When he was a student at Dighton-Rehoboth High School, Jake Enos and some of his friends decided they wanted to start a volleyball program. So, they did just that.

“I and a few of my friends were interested. We went to the athletic director, and I was able to have my dad and one of my friend’s dads coach the team,” Enos recalled.

The experience is serving him well as the coach of a Hopkinton High School boys team that is in its first season of existence, competing at the club level.

“I think that starting the program when I was in high school prepared me for what to expect as a first-year club team in terms of skill level and things like having to transport ourselves to away games,” Enos said.

Enos played three varsity seasons in high school and, similar to the Hillers this spring, started the program at Dighton-Rehoboth as a club squad before becoming a full-fledged varsity team.

Hopkinton has done well during its first year, as the Hillers headed into the final week of the season with a 5-3 record. Enos said there has been a learning curve, but he was pleased to see the team win more matches than it has lost.

“Seeing 24 kids sign up at the start of the year, I expected a bunch of kids who were looking for something to do in the spring,” he said. “But what I got was a lot of athletes who were willing to buy into the game and who banded together well. It’s a strong varsity team at this point.”

Hopkinton has nine seniors on the roster, with no captains due to the club nature of the team. Enos said the entire roster has been able to contribute and declined to single out any individual for accolades, noting the team nature of the sport. Next year, when Hopkinton becomes a full-fledged varsity team, the Hillers will have captains like a traditional varsity sport.

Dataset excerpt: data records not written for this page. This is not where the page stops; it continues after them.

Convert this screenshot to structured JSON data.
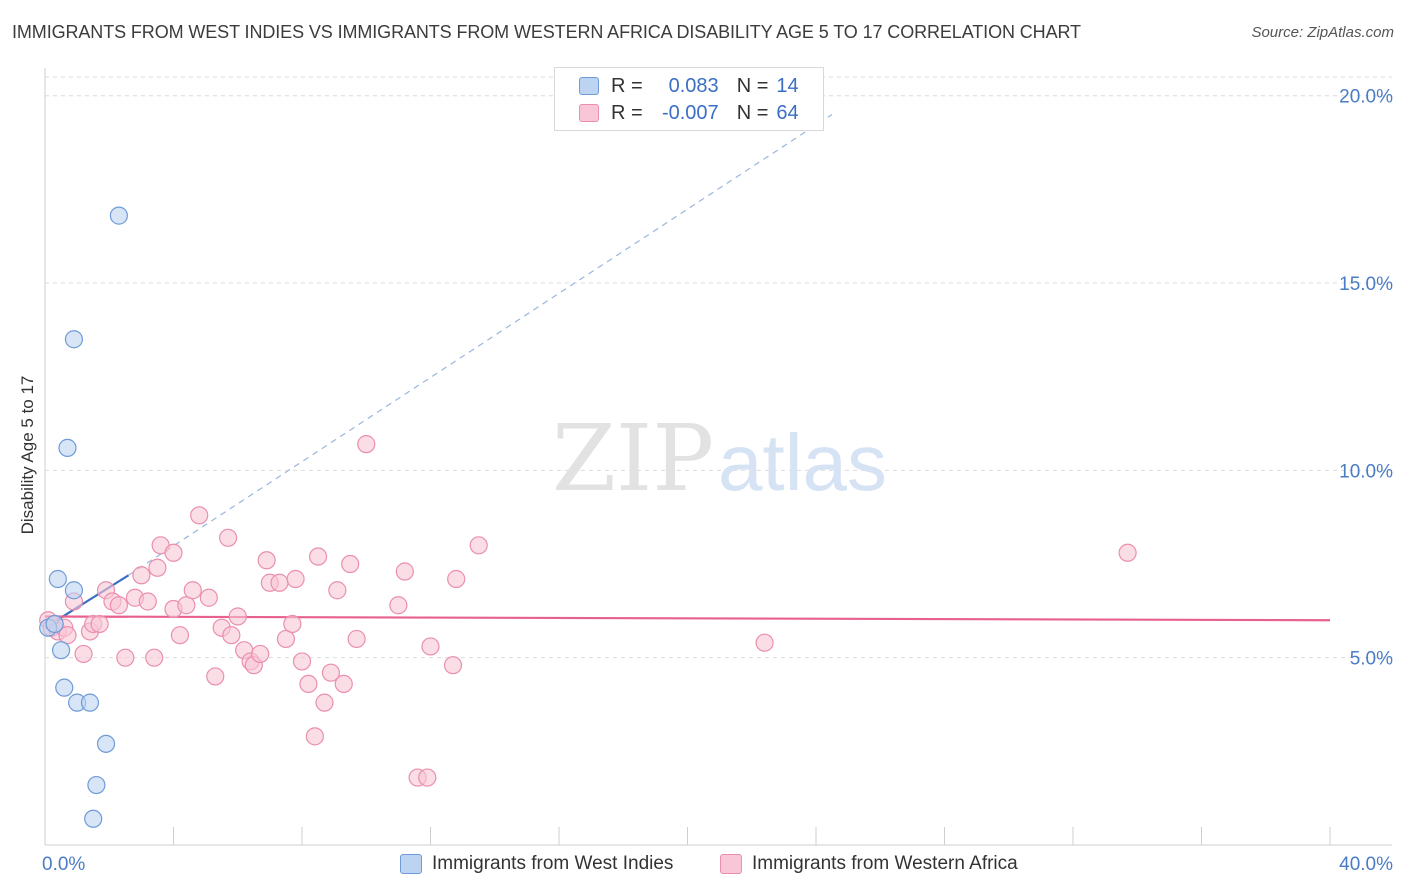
{
  "title": "IMMIGRANTS FROM WEST INDIES VS IMMIGRANTS FROM WESTERN AFRICA DISABILITY AGE 5 TO 17 CORRELATION CHART",
  "source": "Source: ZipAtlas.com",
  "watermark": {
    "zip": "ZIP",
    "atlas": "atlas"
  },
  "legend_stats": {
    "r_label": "R =",
    "n_label": "N =",
    "rows": [
      {
        "r": "0.083",
        "n": "14"
      },
      {
        "r": "-0.007",
        "n": "64"
      }
    ]
  },
  "colors": {
    "west_indies_fill": "#bcd3f2",
    "west_indies_stroke": "#6f9bd8",
    "west_indies_line": "#3a6fc4",
    "western_africa_fill": "#f8c6d6",
    "western_africa_stroke": "#ea8fae",
    "western_africa_line": "#e8608c"
  },
  "chart_data": {
    "type": "scatter",
    "title": "IMMIGRANTS FROM WEST INDIES VS IMMIGRANTS FROM WESTERN AFRICA DISABILITY AGE 5 TO 17 CORRELATION CHART",
    "xlabel": "",
    "ylabel": "Disability Age 5 to 17",
    "xlim": [
      0,
      40
    ],
    "ylim": [
      0,
      20.5
    ],
    "x_tick_labels": [
      "0.0%",
      "40.0%"
    ],
    "y_ticks": [
      5,
      10,
      15,
      20
    ],
    "y_tick_labels": [
      "5.0%",
      "10.0%",
      "15.0%",
      "20.0%"
    ],
    "grid": true,
    "legend_position": "top-center",
    "series": [
      {
        "name": "Immigrants from West Indies",
        "points": [
          [
            0.1,
            5.8
          ],
          [
            0.3,
            5.9
          ],
          [
            0.4,
            7.1
          ],
          [
            0.5,
            5.2
          ],
          [
            0.6,
            4.2
          ],
          [
            0.7,
            10.6
          ],
          [
            0.9,
            13.5
          ],
          [
            0.9,
            6.8
          ],
          [
            1.0,
            3.8
          ],
          [
            1.4,
            3.8
          ],
          [
            1.5,
            0.7
          ],
          [
            1.6,
            1.6
          ],
          [
            1.9,
            2.7
          ],
          [
            2.3,
            16.8
          ]
        ],
        "trend": {
          "x0": 0,
          "y0": 5.8,
          "x1": 2.6,
          "y1": 7.2,
          "dashed_to_x": 24.5,
          "dashed_to_y": 19.5
        }
      },
      {
        "name": "Immigrants from Western Africa",
        "points": [
          [
            0.1,
            6.0
          ],
          [
            0.2,
            5.8
          ],
          [
            0.3,
            5.9
          ],
          [
            0.4,
            5.7
          ],
          [
            0.6,
            5.8
          ],
          [
            0.7,
            5.6
          ],
          [
            0.9,
            6.5
          ],
          [
            1.2,
            5.1
          ],
          [
            1.4,
            5.7
          ],
          [
            1.5,
            5.9
          ],
          [
            1.7,
            5.9
          ],
          [
            1.9,
            6.8
          ],
          [
            2.1,
            6.5
          ],
          [
            2.3,
            6.4
          ],
          [
            2.5,
            5.0
          ],
          [
            2.8,
            6.6
          ],
          [
            3.0,
            7.2
          ],
          [
            3.2,
            6.5
          ],
          [
            3.4,
            5.0
          ],
          [
            3.5,
            7.4
          ],
          [
            3.6,
            8.0
          ],
          [
            4.0,
            6.3
          ],
          [
            4.0,
            7.8
          ],
          [
            4.2,
            5.6
          ],
          [
            4.4,
            6.4
          ],
          [
            4.6,
            6.8
          ],
          [
            4.8,
            8.8
          ],
          [
            5.1,
            6.6
          ],
          [
            5.3,
            4.5
          ],
          [
            5.5,
            5.8
          ],
          [
            5.7,
            8.2
          ],
          [
            5.8,
            5.6
          ],
          [
            6.0,
            6.1
          ],
          [
            6.2,
            5.2
          ],
          [
            6.4,
            4.9
          ],
          [
            6.5,
            4.8
          ],
          [
            6.7,
            5.1
          ],
          [
            6.9,
            7.6
          ],
          [
            7.0,
            7.0
          ],
          [
            7.3,
            7.0
          ],
          [
            7.5,
            5.5
          ],
          [
            7.7,
            5.9
          ],
          [
            7.8,
            7.1
          ],
          [
            8.0,
            4.9
          ],
          [
            8.2,
            4.3
          ],
          [
            8.4,
            2.9
          ],
          [
            8.5,
            7.7
          ],
          [
            8.7,
            3.8
          ],
          [
            8.9,
            4.6
          ],
          [
            9.1,
            6.8
          ],
          [
            9.3,
            4.3
          ],
          [
            9.5,
            7.5
          ],
          [
            9.7,
            5.5
          ],
          [
            10.0,
            10.7
          ],
          [
            11.0,
            6.4
          ],
          [
            11.2,
            7.3
          ],
          [
            11.6,
            1.8
          ],
          [
            11.9,
            1.8
          ],
          [
            12.0,
            5.3
          ],
          [
            12.7,
            4.8
          ],
          [
            12.8,
            7.1
          ],
          [
            13.5,
            8.0
          ],
          [
            22.4,
            5.4
          ],
          [
            33.7,
            7.8
          ]
        ],
        "trend": {
          "x0": 0,
          "y0": 6.1,
          "x1": 40,
          "y1": 6.0
        }
      }
    ]
  }
}
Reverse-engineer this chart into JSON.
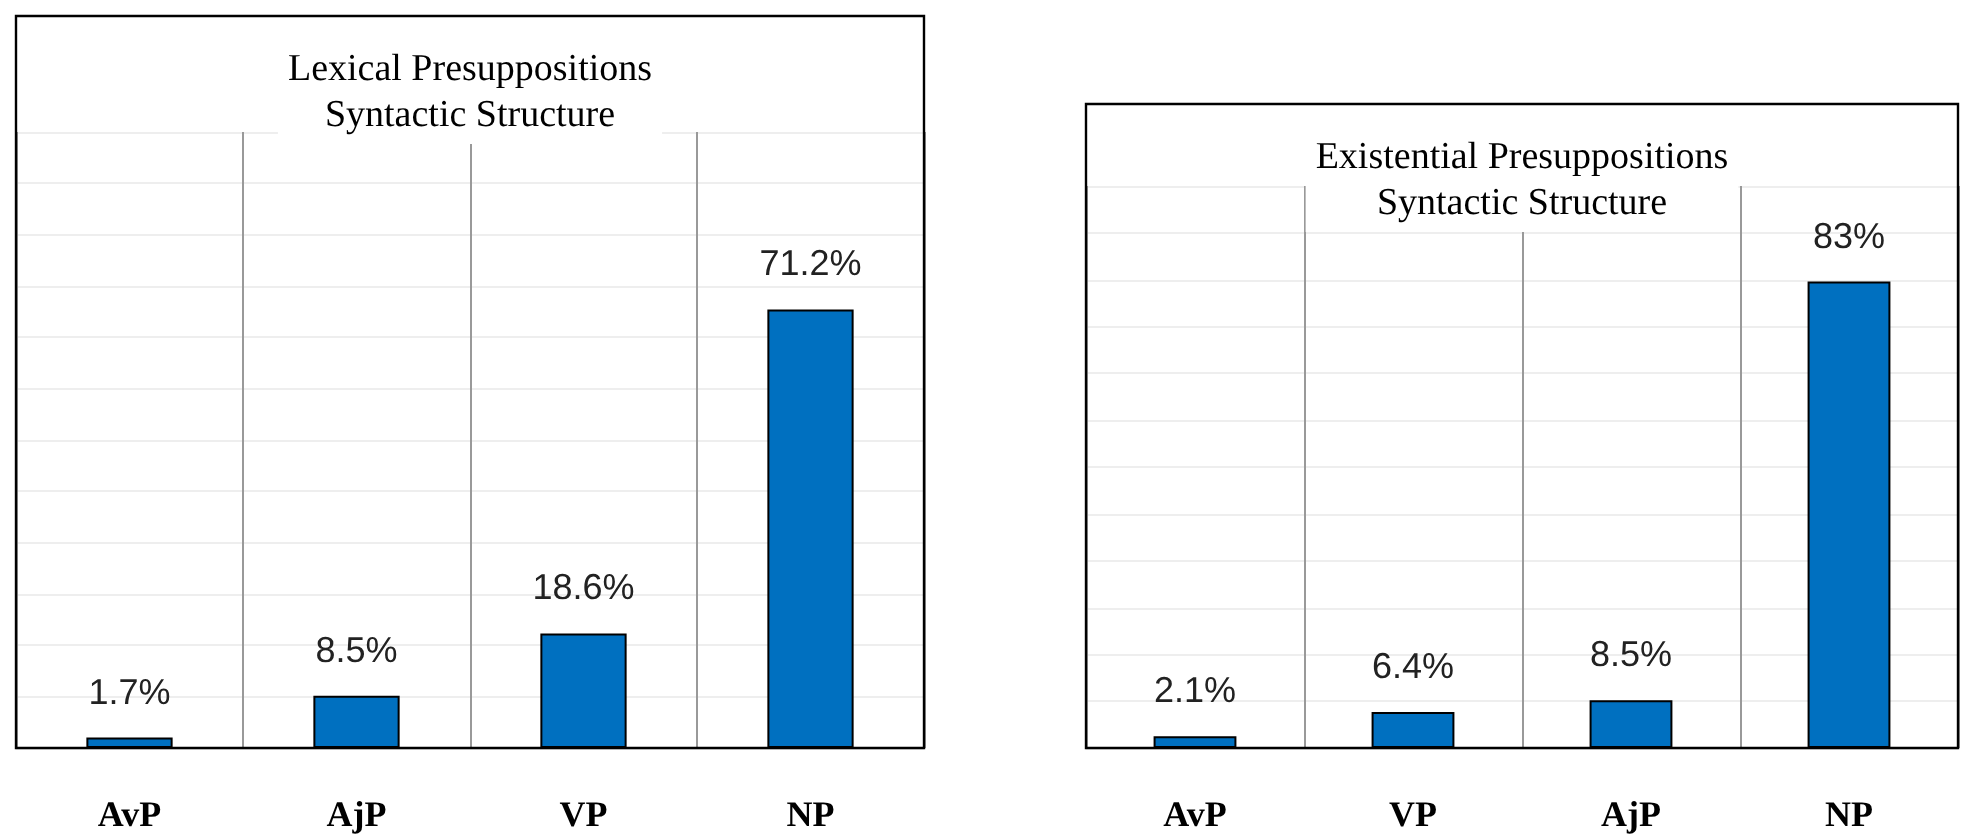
{
  "chart_data": [
    {
      "type": "bar",
      "title": "Lexical Presuppositions",
      "subtitle": "Syntactic Structure",
      "categories": [
        "AvP",
        "AjP",
        "VP",
        "NP"
      ],
      "values": [
        1.7,
        8.5,
        18.6,
        71.2
      ],
      "color": "#0070c0",
      "value_labels": [
        "1.7%",
        "8.5%",
        "18.6%",
        "71.2%"
      ],
      "ylim": [
        0,
        100
      ],
      "grid": true,
      "tick_labels": "x"
    },
    {
      "type": "bar",
      "title": "Existential Presuppositions",
      "subtitle": "Syntactic Structure",
      "categories": [
        "AvP",
        "VP",
        "AjP",
        "NP"
      ],
      "values": [
        2.1,
        6.4,
        8.5,
        83
      ],
      "color": "#0070c0",
      "value_labels": [
        "2.1%",
        "6.4%",
        "8.5%",
        "83%"
      ],
      "ylim": [
        0,
        100
      ],
      "grid": true,
      "tick_labels": "x"
    }
  ]
}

Attitude has been crucial for HHS all season.

“Our positivity is the key,” Enos said. “We are moving on after any bad plays. I always tell the kids, ‘it’s a bunch of little points that add up to a big point to win a set.”

Enos said the players were able to glean early glances at their potential, which only further motivated their improvement.

“Once they clicked with each other and had that bond on the court, they started playing well,” he said. “And they haven’t turned back since.”

And, although the nine seniors on this year’s roster will not be able to play at the regular varsity level, Enos said they are happy to help lay the foundation for the fledgling program.

“They definitely have said that they are proud that they started this,” Enos said. “They are able to give future generations of kids the chance to play.”